Written by Malik Abbas, CEO of CoinConnect
TL;DR
- Issuing a fiat-referenced token (a stablecoin) under PVARA requires PKR 1 billion (~$3.6 million) in minimum paid-up capital plus a separate 100% reserve backing every token in circulation.
- Reserves must be high-quality liquid assets, predominantly in the reference fiat currency, segregated, unencumbered, and held with a licensed custodian.
- Holders get an enforceable right to redeem at par "without undue delay," and reserves are insolvency-protected for holders.
- A stablecoin becomes a "Significant Issuer" above PKR 5 billion market cap or 5 million Pakistani holders — triggering an extra own-funds buffer of 3% of reserves (capped at PKR 2 billion).
- You can pilot on a restricted license with capped supply and holders, but the 100% reserve rule never bends.
Table of Contents
- What is fiat-referenced token issuance under PVARA?
- Capital, the 100% reserve, and how they differ
- Issuance approval and the whitepaper
- What the reserve must be made of (FRT-specific)
- Custody and insolvency protection of reserves
- Redemption at par
- Reserve monitoring, audits and attestations
- Ongoing disclosure and transparency
- Significant Issuers: the PKR 5 billion threshold
- Piloting a stablecoin: the restricted route
- Stabilization and risk management
- Wind-down and what happens if confidence breaks
- A worked example: a PKR-pegged stablecoin
- Common mistakes
- FAQ
What is fiat-referenced token issuance under PVARA?

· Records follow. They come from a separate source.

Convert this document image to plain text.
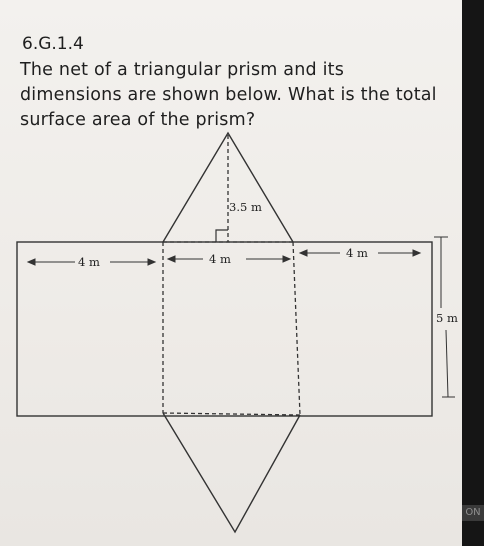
ON
6.G.1.4
The net of a triangular prism and its dimensions are shown below. What is the total surface area of the prism?
3.5 m
4 m	4 m	4 m
5 m
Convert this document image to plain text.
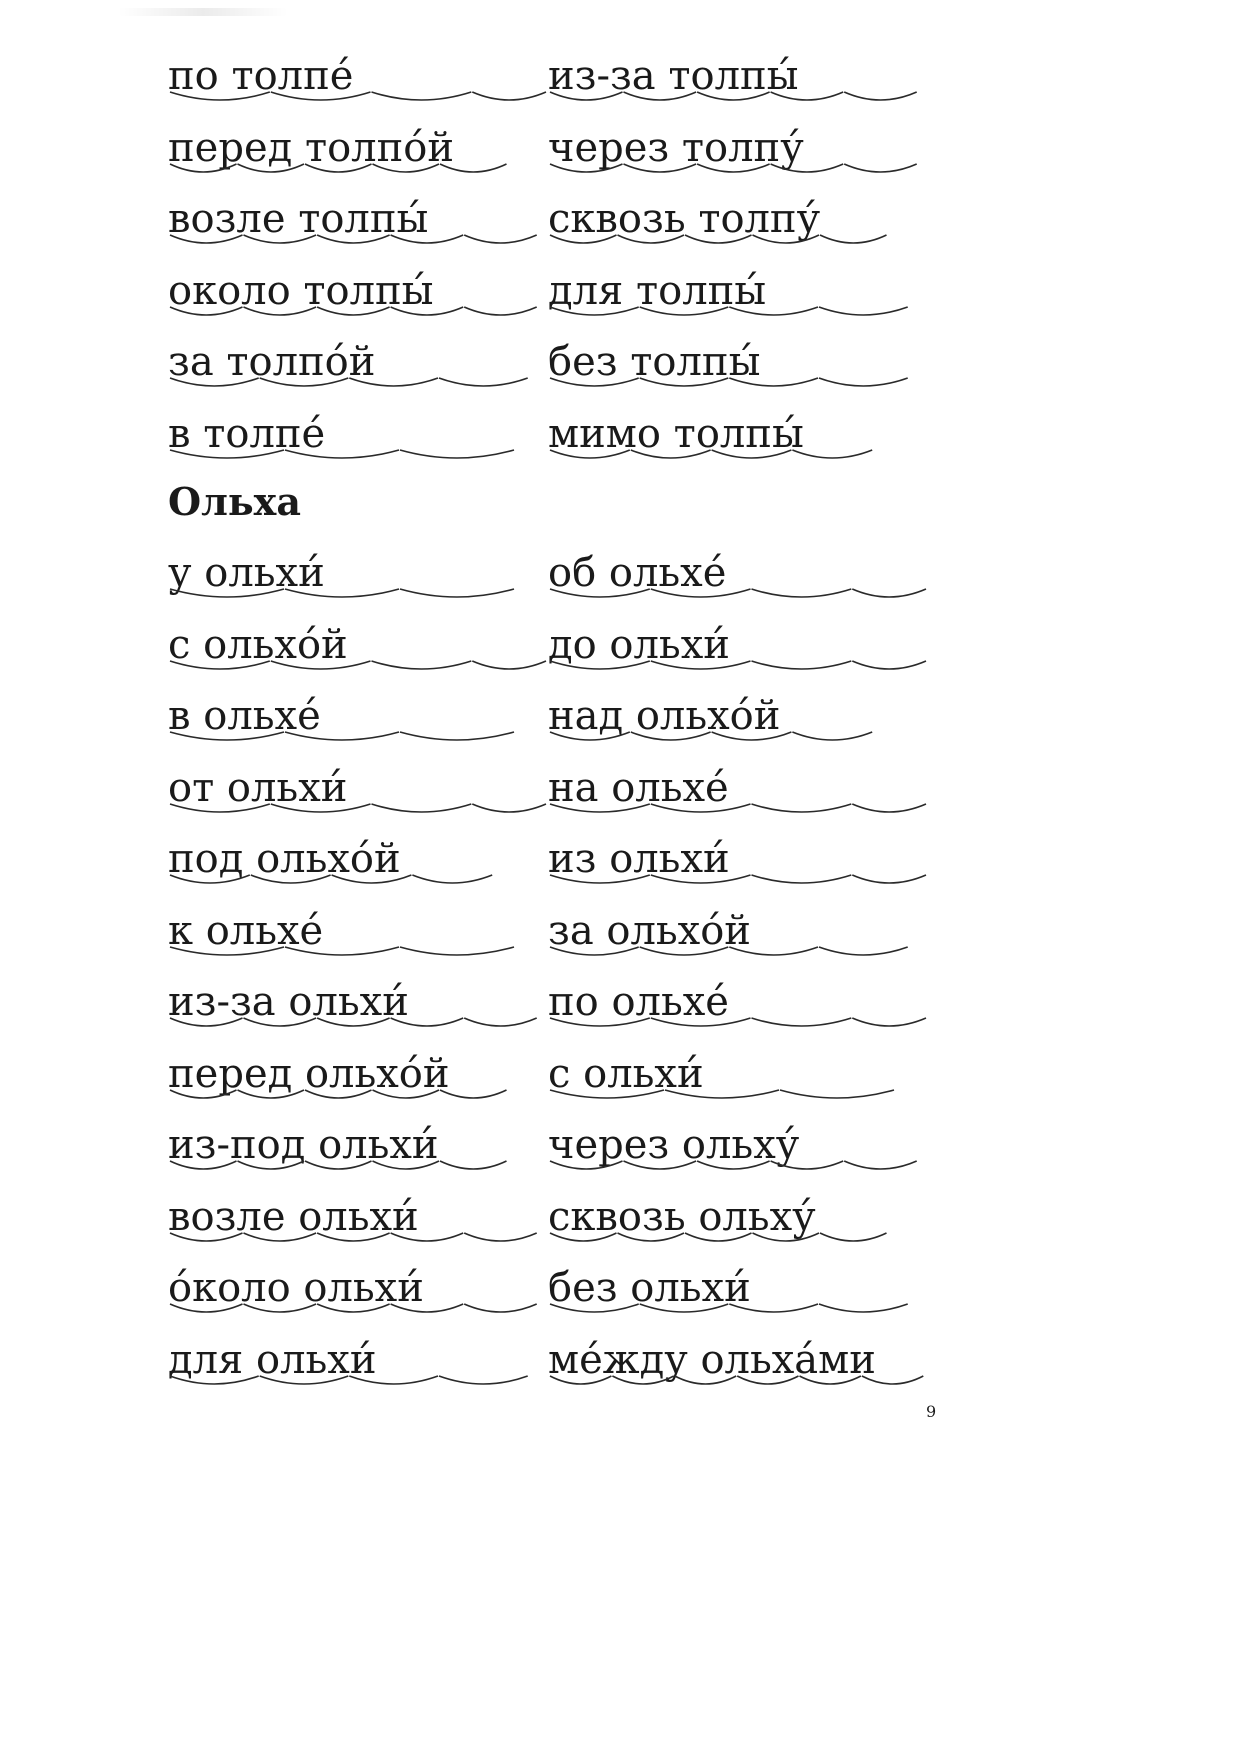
по толпе́	из-за толпы́
перед толпо́й	через толпу́
возле толпы́	сквозь толпу́
около толпы́	для толпы́
за толпо́й	без толпы́
в толпе́	мимо толпы́
Ольха
у ольхи́	об ольхе́
с ольхо́й	до ольхи́
в ольхе́	над ольхо́й
от ольхи́	на ольхе́
под ольхо́й	из ольхи́
к ольхе́	за ольхо́й
из-за ольхи́	по ольхе́
перед ольхо́й	с ольхи́
из-под ольхи́	через ольху́
возле ольхи́	сквозь ольху́
о́коло ольхи́	без ольхи́
для ольхи́	ме́жду ольха́ми
9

Fiat-referenced token (FRT) issuance under PVARA is the regulated activity of creating and managing a stablecoin — a virtual asset that references a fiat currency for its value. Governed by Regulation 4(1)(i), Regulation 34 and section 31 of the Virtual Assets Act 2026, and detailed in the Issuance Services Handbook, it requires PKR 1 billion in minimum paid-up capital plus a fully segregated 100% reserve.
This is the deep dive on stablecoin issuance. For the asset-backed sibling, see our guide to asset-referenced token issuance; for the full set of ten categories, the PVARA license categories overview; and for the big picture, the complete licensing guide.
Conversions use an indicative rate of PKR 278 = USD 1 (June 2026).
Capital, the 100% reserve, and how they differ
Stablecoin issuance sits at the top of the Schedule I capital table: PKR 1 billion (~$3.6 million) minimum paid-up capital, held "at all times" under Regulation 31(1). This is share capital inside your Pakistani company — see the full capital breakdown.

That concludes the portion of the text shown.